When the thought of working in another corporate office made my stomach churn I moved back to France, in the semi-affordable outskirts of Paris. I’m unemployed, I have very little savings. I wake up everyday and ask myself, “What will you do today?” as if it’s the first and last day of my life.

The thought is only occurring to me now that I may be an artist and that’s all I ever was and that’s all I’ll ever be. I may even be a shitty artist who will never make a dime.

Stability is a hard thing to let go of.

To other people I’m white and American and therefore inexplicably wealthy. I get this. No, you’re right: I’ll never fully get this.

On a list of extracurriculars, I would be embarrassed to add “social media.” Why? It seems so vain. It seems so, “I’m great at producing spur-of-the-moment edible fragments but lack the patience and dedication to create anything of monumental value.”

Sure, in the beginning, an introvert who loved the click-clack of her own typing, I made a few friends here but now I don’t know what it means anymore.
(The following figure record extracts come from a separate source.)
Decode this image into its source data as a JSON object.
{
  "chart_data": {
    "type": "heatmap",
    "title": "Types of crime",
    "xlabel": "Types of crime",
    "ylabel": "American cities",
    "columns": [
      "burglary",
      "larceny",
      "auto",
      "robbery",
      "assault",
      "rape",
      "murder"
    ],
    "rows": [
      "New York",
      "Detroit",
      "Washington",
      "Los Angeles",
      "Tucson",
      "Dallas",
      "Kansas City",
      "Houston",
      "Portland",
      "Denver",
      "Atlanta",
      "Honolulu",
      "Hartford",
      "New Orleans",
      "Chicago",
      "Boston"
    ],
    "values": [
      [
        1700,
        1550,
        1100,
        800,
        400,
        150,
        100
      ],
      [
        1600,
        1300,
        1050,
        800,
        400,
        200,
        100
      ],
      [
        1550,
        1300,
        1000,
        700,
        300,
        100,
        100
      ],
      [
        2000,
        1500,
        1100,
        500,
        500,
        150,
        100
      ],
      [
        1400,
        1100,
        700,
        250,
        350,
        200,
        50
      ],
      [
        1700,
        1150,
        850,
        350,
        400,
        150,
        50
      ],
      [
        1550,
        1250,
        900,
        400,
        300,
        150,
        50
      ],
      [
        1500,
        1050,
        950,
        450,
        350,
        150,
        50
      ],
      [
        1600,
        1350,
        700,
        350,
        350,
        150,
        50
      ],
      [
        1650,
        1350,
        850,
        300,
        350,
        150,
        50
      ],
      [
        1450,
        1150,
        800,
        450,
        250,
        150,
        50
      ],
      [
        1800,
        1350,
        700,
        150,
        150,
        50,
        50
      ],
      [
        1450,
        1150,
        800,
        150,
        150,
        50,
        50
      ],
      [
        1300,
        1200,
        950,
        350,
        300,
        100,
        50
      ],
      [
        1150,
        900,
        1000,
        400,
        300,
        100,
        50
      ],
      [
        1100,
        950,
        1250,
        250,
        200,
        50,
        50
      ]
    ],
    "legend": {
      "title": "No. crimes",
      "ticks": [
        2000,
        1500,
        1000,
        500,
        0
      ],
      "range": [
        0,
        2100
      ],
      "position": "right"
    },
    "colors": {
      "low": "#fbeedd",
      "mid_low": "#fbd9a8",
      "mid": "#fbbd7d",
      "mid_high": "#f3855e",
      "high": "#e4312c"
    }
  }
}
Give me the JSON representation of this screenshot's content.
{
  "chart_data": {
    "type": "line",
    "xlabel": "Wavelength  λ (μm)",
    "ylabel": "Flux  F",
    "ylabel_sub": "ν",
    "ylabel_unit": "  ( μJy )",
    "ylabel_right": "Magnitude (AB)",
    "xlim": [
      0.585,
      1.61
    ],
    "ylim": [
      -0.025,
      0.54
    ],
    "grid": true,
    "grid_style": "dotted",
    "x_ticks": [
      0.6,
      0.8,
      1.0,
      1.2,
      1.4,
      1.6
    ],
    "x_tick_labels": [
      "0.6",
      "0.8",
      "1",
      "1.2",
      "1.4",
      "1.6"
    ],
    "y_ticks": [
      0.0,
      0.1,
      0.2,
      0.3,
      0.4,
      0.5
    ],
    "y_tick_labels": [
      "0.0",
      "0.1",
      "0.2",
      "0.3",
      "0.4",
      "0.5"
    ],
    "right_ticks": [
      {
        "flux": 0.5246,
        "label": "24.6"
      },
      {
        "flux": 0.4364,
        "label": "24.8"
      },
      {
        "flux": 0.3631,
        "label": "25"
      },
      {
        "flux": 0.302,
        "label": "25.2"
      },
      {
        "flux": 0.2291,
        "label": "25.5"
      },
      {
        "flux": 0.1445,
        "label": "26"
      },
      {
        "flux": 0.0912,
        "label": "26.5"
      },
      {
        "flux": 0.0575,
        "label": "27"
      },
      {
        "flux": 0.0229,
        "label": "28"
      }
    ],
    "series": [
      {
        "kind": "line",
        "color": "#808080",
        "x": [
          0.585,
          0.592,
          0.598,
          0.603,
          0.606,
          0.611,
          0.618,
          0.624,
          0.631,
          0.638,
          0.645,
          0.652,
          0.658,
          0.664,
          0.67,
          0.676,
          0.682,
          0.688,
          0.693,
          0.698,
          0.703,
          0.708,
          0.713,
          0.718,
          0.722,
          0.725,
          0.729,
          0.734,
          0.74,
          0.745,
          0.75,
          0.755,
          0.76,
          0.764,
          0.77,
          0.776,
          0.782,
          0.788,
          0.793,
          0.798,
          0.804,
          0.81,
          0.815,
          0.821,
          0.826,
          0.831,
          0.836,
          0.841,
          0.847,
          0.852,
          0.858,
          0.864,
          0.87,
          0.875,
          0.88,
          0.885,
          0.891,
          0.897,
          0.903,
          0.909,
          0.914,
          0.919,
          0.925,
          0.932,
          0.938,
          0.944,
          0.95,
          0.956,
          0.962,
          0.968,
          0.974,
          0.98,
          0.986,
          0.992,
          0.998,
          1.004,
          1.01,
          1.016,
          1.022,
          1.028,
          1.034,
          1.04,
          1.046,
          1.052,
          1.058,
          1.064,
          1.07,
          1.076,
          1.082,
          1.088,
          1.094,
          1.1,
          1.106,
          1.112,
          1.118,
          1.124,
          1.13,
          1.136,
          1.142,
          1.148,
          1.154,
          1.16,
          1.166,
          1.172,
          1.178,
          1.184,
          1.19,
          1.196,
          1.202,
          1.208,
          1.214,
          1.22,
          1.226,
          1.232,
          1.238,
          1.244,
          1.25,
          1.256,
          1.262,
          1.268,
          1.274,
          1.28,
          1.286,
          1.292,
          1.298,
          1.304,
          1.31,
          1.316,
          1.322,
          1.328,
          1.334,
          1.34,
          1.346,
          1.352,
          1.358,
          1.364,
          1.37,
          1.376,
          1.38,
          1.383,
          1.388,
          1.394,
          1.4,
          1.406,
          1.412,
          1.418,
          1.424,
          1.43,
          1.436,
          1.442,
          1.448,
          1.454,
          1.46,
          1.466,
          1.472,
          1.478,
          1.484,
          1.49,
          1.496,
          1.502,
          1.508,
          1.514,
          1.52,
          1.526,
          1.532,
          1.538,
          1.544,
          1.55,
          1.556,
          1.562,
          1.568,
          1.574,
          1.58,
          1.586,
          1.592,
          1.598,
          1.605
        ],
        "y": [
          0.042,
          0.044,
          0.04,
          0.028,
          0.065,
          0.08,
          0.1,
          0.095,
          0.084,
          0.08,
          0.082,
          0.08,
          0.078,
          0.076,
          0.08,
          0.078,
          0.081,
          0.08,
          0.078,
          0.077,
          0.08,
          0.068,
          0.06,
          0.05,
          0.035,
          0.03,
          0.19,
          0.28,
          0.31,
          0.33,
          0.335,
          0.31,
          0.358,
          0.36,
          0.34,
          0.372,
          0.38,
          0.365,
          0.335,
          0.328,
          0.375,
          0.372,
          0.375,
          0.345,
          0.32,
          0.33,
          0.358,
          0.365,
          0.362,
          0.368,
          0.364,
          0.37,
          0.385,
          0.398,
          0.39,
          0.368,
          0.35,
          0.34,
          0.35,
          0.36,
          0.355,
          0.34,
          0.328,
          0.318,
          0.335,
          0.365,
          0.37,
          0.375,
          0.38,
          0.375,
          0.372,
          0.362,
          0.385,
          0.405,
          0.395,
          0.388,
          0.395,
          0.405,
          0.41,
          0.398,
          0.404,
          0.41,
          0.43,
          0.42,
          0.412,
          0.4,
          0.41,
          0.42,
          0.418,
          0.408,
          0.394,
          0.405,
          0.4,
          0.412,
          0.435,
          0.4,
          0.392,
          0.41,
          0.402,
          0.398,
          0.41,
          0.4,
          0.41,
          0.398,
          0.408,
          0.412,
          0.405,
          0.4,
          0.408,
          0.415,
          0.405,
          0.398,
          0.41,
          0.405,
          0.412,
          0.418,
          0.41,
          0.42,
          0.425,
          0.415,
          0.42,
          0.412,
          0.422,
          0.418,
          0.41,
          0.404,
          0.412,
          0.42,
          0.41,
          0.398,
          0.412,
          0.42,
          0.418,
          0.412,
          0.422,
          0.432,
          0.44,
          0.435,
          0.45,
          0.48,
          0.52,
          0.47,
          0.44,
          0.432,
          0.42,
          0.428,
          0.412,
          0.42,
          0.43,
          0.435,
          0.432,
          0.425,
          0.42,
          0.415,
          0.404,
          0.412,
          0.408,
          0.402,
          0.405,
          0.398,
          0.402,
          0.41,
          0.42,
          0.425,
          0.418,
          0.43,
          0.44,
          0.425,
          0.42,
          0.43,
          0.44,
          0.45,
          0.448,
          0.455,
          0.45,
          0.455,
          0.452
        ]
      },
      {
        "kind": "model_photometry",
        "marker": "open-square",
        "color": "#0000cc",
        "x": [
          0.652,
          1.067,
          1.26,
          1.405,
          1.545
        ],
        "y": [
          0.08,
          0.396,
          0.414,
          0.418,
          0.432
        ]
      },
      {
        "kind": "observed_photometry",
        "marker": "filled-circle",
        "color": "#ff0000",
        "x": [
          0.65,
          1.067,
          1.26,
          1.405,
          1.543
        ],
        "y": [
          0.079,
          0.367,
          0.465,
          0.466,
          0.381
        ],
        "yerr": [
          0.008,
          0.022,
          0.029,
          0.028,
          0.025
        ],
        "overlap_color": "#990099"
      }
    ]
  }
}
World leaders making snide remarks at each other, hacked and overturned presidential elections, divided families with algorithms dictating their separate versions of reality.

My life is an irreplaceable resource. 
My words are crude oil.
My images are gold. 
I don’t need your validation.
Why would I give them to you for free?

Have you ever gone to the desert and heard nothing but silence?

Have you ever gone to the desert and looked up at the stars?

It takes chutzpah and gall to leave it all behind

(the ones who matter most will always be there).